All of that may seem impressive, but few of the graphing-calculator problems are worth taking seriously. The one that involves the kinetics of a decomposition (page 533) has merit, but most of the others do not. Typically, the student is just determining a slope that might better be found by simply dividing each y value by each x value. Sometimes it seems that the student is plotting something just for the fun of it, with no science involved. While graphing calculators can play a small role in high-school chemistry instruction, but most of the graphing problems in Addison-Wesley Chemistry are just needless button-pushing. If an instructor really wants to show students how science is done, the instructor should teach them do math in their heads, using approximations to find crude numerical answers.
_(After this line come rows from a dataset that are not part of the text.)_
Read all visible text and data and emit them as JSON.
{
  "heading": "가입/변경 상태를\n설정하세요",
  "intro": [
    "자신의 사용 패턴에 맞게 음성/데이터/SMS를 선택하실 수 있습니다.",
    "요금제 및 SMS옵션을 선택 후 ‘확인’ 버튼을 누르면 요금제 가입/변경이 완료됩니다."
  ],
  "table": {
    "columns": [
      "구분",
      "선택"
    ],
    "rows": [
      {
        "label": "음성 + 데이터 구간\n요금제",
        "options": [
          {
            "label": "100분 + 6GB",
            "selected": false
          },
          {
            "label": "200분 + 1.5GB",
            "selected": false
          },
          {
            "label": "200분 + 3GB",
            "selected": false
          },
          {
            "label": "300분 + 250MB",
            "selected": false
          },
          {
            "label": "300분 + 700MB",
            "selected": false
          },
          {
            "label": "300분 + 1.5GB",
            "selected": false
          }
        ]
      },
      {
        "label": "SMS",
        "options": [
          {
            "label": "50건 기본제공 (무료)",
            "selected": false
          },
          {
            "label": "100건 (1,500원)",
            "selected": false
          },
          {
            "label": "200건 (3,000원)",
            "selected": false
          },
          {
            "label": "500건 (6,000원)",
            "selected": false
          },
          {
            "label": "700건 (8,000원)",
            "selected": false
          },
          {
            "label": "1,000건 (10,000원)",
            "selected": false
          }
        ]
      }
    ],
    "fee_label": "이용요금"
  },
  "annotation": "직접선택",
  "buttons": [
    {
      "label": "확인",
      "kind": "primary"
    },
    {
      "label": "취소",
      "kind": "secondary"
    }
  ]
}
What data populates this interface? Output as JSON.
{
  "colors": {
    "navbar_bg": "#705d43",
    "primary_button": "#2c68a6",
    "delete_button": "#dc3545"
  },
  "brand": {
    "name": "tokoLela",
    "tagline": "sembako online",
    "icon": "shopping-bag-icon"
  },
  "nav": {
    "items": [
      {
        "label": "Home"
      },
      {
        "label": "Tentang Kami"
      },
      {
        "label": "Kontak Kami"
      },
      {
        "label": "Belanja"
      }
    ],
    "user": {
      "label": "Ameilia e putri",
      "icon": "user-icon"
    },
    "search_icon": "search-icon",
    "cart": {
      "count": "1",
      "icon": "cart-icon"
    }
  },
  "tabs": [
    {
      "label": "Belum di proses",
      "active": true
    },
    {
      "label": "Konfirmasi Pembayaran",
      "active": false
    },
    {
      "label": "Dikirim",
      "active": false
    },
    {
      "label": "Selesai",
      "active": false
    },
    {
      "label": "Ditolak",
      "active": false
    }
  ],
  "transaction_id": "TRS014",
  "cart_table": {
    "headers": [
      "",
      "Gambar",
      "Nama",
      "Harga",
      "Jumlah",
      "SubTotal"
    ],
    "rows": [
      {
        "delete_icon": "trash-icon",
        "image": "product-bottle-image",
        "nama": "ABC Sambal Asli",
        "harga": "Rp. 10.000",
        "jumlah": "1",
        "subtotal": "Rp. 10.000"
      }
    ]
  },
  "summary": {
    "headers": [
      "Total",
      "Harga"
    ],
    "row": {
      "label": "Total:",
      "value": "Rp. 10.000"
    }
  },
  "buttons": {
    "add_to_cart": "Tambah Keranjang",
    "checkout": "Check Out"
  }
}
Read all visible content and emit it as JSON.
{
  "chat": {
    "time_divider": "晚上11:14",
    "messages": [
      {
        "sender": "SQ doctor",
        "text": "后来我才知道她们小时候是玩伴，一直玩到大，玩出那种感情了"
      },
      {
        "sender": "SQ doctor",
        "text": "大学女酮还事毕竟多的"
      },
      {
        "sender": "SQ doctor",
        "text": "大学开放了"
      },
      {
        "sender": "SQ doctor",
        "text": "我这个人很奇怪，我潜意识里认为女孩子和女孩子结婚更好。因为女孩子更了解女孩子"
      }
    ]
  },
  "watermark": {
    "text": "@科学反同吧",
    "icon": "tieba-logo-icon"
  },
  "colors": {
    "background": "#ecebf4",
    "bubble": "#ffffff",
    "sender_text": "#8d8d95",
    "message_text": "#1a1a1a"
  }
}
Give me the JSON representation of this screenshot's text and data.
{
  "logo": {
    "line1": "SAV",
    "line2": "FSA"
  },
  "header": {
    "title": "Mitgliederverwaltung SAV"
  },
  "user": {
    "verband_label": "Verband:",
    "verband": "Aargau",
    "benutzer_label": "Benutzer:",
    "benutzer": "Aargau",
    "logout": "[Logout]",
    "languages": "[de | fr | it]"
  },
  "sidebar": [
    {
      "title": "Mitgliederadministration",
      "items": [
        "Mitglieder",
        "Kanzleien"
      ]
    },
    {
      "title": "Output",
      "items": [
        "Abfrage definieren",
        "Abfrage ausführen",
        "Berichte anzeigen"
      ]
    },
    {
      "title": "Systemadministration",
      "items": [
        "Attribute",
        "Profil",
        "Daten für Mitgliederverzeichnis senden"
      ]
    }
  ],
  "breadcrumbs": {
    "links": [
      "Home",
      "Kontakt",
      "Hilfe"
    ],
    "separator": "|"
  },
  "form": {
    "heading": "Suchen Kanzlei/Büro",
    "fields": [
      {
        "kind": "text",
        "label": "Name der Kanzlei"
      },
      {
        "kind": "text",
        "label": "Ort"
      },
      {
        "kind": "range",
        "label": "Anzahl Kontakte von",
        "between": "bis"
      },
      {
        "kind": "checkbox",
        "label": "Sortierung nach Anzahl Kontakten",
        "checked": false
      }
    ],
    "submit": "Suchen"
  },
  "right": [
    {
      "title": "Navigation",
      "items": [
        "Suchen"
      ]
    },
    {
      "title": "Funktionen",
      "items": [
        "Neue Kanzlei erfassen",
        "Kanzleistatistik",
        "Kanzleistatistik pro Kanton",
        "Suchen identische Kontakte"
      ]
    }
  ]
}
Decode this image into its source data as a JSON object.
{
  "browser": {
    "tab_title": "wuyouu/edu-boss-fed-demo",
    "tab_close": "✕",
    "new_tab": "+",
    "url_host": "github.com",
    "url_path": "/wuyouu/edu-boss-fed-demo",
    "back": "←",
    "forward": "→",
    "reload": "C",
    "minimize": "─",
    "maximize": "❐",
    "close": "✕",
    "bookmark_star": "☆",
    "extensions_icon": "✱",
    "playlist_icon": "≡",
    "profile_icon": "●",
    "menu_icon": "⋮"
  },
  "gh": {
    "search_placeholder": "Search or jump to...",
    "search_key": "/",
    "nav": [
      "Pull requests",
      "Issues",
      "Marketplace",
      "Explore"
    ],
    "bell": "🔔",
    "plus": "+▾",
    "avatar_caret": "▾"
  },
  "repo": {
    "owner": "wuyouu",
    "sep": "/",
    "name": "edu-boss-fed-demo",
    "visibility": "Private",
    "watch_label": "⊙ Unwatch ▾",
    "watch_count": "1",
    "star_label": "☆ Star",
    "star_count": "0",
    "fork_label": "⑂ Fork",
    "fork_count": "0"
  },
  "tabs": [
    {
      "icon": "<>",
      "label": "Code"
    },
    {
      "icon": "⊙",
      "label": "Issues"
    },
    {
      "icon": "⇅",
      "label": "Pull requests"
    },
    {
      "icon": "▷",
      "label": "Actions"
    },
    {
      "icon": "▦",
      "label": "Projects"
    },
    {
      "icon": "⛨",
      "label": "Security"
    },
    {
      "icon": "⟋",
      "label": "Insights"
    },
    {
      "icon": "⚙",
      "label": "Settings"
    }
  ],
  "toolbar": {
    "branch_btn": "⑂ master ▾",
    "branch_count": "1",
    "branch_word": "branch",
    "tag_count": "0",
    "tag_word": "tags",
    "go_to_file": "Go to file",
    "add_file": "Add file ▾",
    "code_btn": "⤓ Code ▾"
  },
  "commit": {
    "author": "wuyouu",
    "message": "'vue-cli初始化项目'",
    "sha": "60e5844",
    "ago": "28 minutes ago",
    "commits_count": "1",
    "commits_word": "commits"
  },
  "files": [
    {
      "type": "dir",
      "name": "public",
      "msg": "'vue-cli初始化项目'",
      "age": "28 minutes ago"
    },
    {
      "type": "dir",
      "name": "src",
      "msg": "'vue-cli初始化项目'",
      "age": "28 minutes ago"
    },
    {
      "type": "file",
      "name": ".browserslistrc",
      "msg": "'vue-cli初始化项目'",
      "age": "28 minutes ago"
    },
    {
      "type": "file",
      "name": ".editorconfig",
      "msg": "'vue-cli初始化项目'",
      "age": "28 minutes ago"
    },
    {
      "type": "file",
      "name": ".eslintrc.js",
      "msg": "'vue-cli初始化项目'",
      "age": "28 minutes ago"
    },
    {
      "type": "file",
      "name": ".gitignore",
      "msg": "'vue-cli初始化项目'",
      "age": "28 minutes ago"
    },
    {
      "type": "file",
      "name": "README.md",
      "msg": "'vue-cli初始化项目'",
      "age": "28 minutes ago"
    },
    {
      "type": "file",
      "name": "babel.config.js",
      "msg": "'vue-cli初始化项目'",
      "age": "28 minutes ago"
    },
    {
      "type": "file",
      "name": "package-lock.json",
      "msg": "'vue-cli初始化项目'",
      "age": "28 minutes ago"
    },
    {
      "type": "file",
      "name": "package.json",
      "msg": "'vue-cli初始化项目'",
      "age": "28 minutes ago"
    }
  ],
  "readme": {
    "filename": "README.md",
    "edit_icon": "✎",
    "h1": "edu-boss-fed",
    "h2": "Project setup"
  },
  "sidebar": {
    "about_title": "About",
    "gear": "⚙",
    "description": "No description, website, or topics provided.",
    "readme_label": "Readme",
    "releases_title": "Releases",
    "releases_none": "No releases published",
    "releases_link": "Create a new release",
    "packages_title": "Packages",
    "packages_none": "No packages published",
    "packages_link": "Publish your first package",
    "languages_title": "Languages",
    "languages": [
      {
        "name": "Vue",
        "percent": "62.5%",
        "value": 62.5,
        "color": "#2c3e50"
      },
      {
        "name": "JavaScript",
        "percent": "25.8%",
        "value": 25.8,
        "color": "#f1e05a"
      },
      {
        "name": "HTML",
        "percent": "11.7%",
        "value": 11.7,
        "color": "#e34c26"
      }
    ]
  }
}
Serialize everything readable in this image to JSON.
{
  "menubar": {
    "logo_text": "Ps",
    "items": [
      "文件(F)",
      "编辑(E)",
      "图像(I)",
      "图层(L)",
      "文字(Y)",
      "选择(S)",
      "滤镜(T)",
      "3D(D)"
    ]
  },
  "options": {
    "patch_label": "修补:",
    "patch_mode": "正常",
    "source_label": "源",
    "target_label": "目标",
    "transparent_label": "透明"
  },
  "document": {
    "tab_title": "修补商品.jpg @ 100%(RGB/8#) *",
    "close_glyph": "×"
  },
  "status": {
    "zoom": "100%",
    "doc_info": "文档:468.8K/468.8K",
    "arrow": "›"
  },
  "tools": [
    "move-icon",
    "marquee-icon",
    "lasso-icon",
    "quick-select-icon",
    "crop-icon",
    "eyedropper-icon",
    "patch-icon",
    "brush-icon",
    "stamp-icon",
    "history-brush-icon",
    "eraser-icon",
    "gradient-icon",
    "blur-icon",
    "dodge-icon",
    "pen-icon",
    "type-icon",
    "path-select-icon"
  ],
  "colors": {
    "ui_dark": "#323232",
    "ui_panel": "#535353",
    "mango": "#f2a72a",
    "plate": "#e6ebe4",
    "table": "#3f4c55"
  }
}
If approximations give a foolish answer, then the student has made a conceptual mistake. Using a calculator won't correct that.

There are some nice historical items in this book, even if the "Pharmacy" article isn't one of them. Unlike some other texts that I have seen recently, this one doesn't give the impression that science just came out of nowhere.

Looking through the book's index, we find some notable gaps. For example, there is an entry for lead poisoning but none for mercury poisoning; and although the book purports to promote "Environmental Awareness," the index doesn't mention dioxins or DDT or Chernobyl. Unfortunately it does mention "dessicants" -- but in the book's text, desiccants is spelled correctly.

If one is seeking a rather conventional text that may survive the introduction of new science-education standards, the 1997 version of Addison-Wesley Chemistry seems to be a reasonable choice. This book's greatest weakness lies in its inaccurate treatment of some basic physical principles, as illustrated by its faulty presentation of chemical thermodynamics.

Rollie J. Myers is a physical chemist, a specialist in spectroscopy, and a professor of chemistry, emeritus, at the University of California at Berkeley. He has taught introductory chemistry at that institution and has directed summer programs for high-school chemistry teachers.

Max Rodel is a consulting environmental chemist and a registered environmental assessor in state of California. His major professional interest is the chemistry of natural aquatic systems, including the fates of pollutants. He lives and works in Mill Valley, and he regularly reviews chemistry texts and environmental-science texts for The Textbook Letter.